AiArthritis Research Database

As an organization led by people affected by Autoimmune and Autoinflammatory Arthritis (AiArthritis) diseases, we believe expedited diagnosis and access to early and effective therapy is vital to improve outcomes and increase rates of remission. The AiArthritis Research Database was established to address these issues by focusing on understanding symptoms, comorbidities, and individualized therapy responses, defining subgroups, and using data to drive public policy efforts. 

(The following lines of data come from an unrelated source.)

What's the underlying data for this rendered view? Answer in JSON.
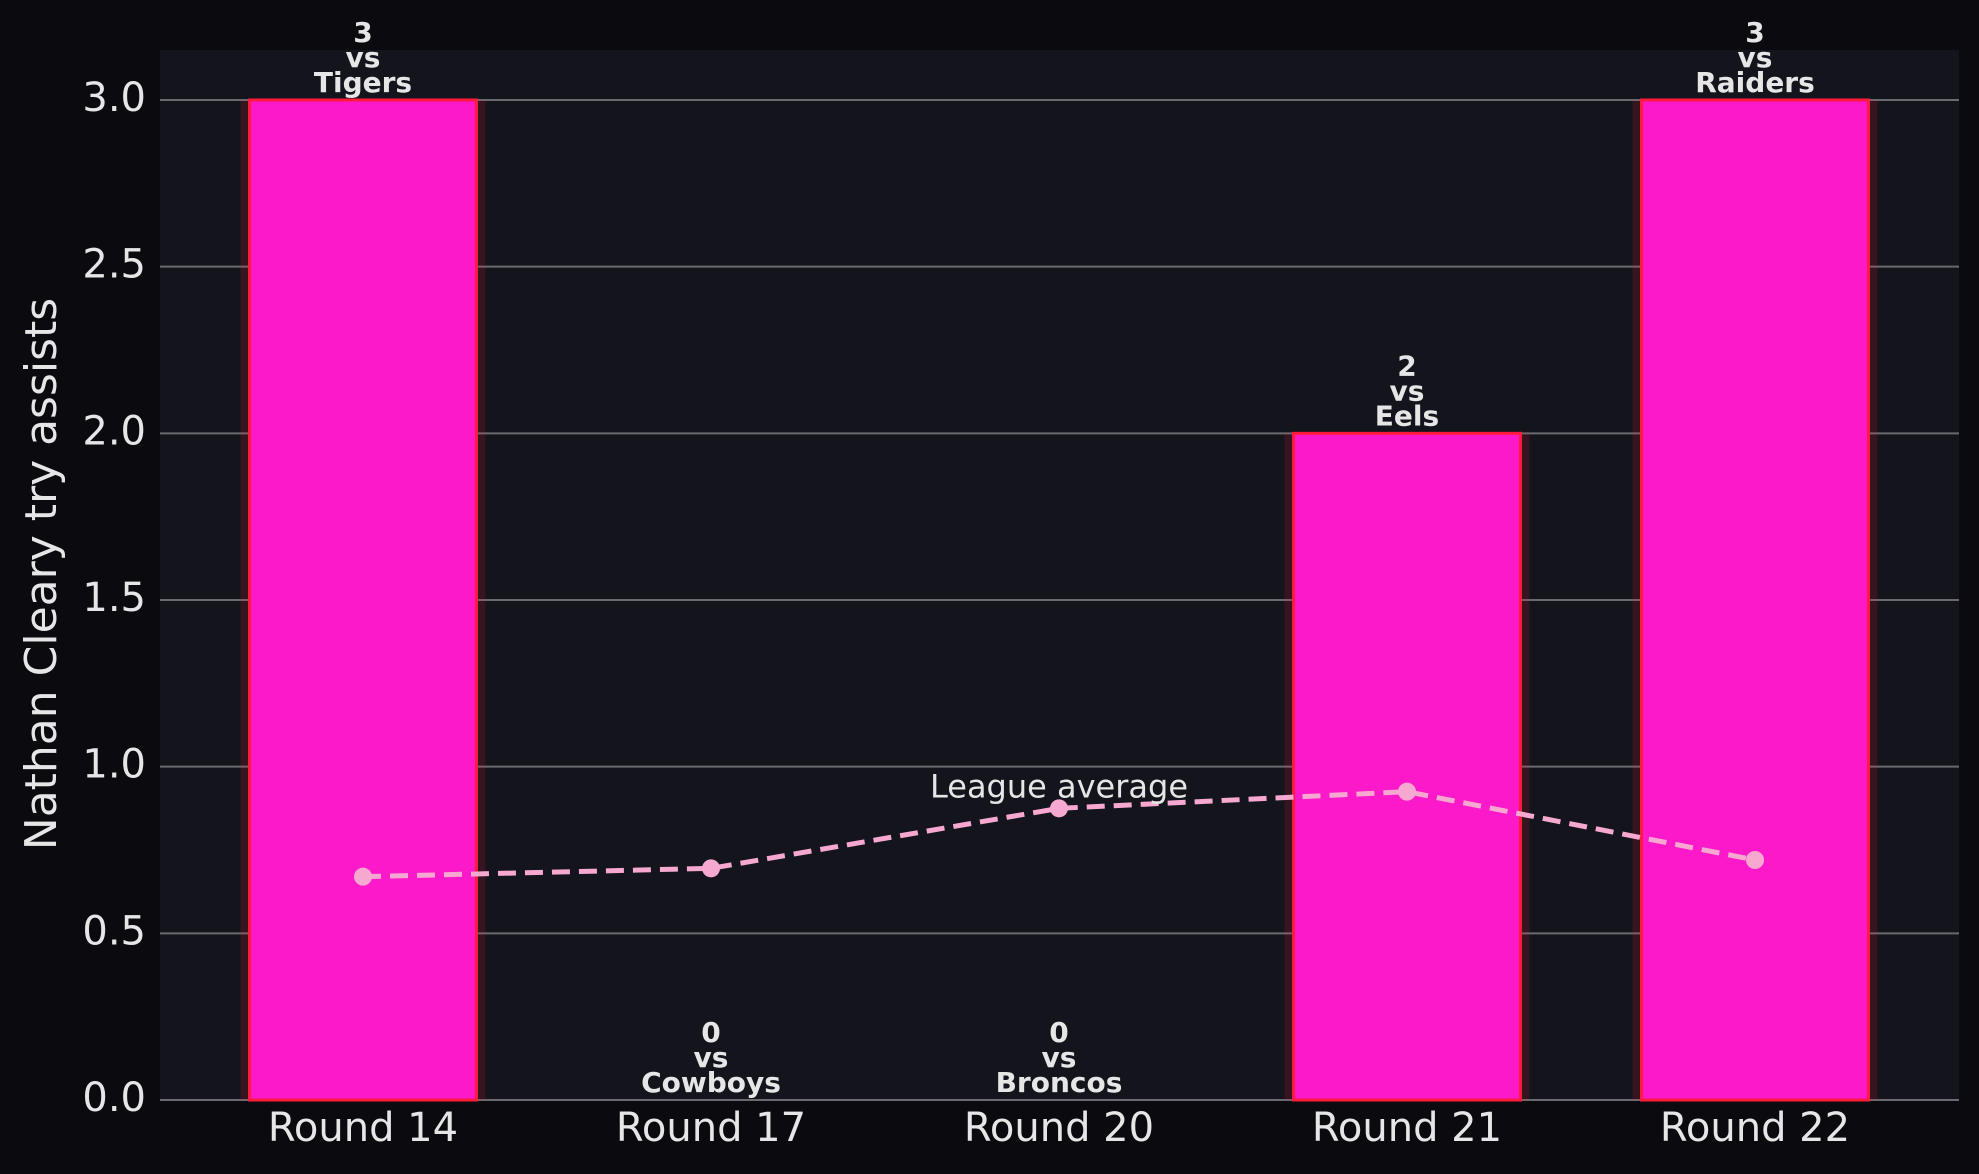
{
  "chart_data": {
    "type": "bar",
    "ylabel": "Nathan Cleary try assists",
    "categories": [
      "Round 14",
      "Round 17",
      "Round 20",
      "Round 21",
      "Round 22"
    ],
    "values": [
      3,
      0,
      0,
      2,
      3
    ],
    "opponents": [
      "Tigers",
      "Cowboys",
      "Broncos",
      "Eels",
      "Raiders"
    ],
    "label_connector": "vs",
    "color": "#fc19c9",
    "edge_color": "#ff1a3c",
    "ylim": [
      0,
      3.15
    ],
    "yticks": [
      {
        "value": 0,
        "label": "0.0"
      },
      {
        "value": 0.5,
        "label": "0.5"
      },
      {
        "value": 1,
        "label": "1.0"
      },
      {
        "value": 1.5,
        "label": "1.5"
      },
      {
        "value": 2,
        "label": "2.0"
      },
      {
        "value": 2.5,
        "label": "2.5"
      },
      {
        "value": 3,
        "label": "3.0"
      }
    ],
    "grid": true,
    "line": {
      "name": "League average",
      "color": "#f7a8d0",
      "values": [
        0.67,
        0.695,
        0.875,
        0.925,
        0.72
      ],
      "label_index": 2
    }
  }
}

In addition to research within the database, AiArthritis will expand our initiatives to include associated peer-led education and "elevated experiences" opportunities to:

• Learn how the research can impact the participants lives and the betterment of our community (peer-led education)
• Join peer-led discussion groups or surveys to expand on data collected

Our database was built by and is housed within FORWARD: the National Databank for Rheumatic Diseases.

IgG4-RD Prevalence in Association with AiArthritis Diseases. In partnership with FORWARD: the National Databank for Rheumatic Diseases (NDB), we are conducting a survey to assess those already enrolled in the NDB - in conjunction with those AiArthritis recruits into our sector of the database - to better understand IgG4-RD as a comorbidity that may occur with our diseases.  Through our "Go With Us!" to Conferences program, AiArthritis realized IgG4-RD sessions and abstracts often referred to its association with Sjogren's Disease, Rheumatoid Arthritis, Lupus, and Sarcoidosis. This led to questions about it's prevalence and rarity. In addition to this study, we also have a coordinating awareness campaign, "AUTO + Inflammatory Arthritis = X (our diseases) OR Y (IgG4-RD) OR Z (Fibromyalgia)." This project was made possible by Horizon Therapeutics.

Undifferentiated Disease/Undifferentiated Connective Tissue Disease to AiArthritis Disease Diagnosis. While past estimates of the prevalence of those who program from Undifferentiated Disease to an AiArthritis disease was 15% (2012), more recent estimates are 30% (EULAR 2023). However, in 2013, based on our own peer-to-peer conversations and lived experiences, AiArthritis challenged this number - theorizing it's closer to 50% (as many do not get ANY diagnosis, yet their symptoms would classify as UCTD). In our Early Symptoms of AiArthritis Study that surveyed over 800 people from around the world, our findings showed while 15% were initially diagnosed with UCTD, an additional 39% had no diagnosis, yet their symptoms could have warranted such a diagnosis (bringing the total to 54%). 

In our fight to expedite diagnosis and connect patients to early therapeutic intervention, we are partnering with the NDB to track those diagnosed with Undifferentiated Disease AND those who are seeking a diagnosis but who are left without answers, to determine the true prevalence of UD/UCTD and help connect patients to answers faster. This work will also enable AiArthritis to capture diagnosis in real time and identify patients early in their disease journey - and possibly recruit them to participate in additional research. This initiative is made possible through public support for research.

Subgroup Discovery and Data to Influence Public Policy. As we recruit more patients to our database, we will begin exploring commonalities and differences among those with the same diagnosis, with the goal to establish subgroups (in preparation for precision medicine and to use to influence biomarker testing legislation in the non-cancer space). Additionally, we will survey participants regarding challenges with therapy - and associated costs/quality of life issues - as a result of utilization management practices. This data will be used to supplement our work to fight against Step Therapy, Prior Authorization, Non-Medical Switching, and Price Setting and fight for continuity of care and innovation. This initiative is made possible through public support for research.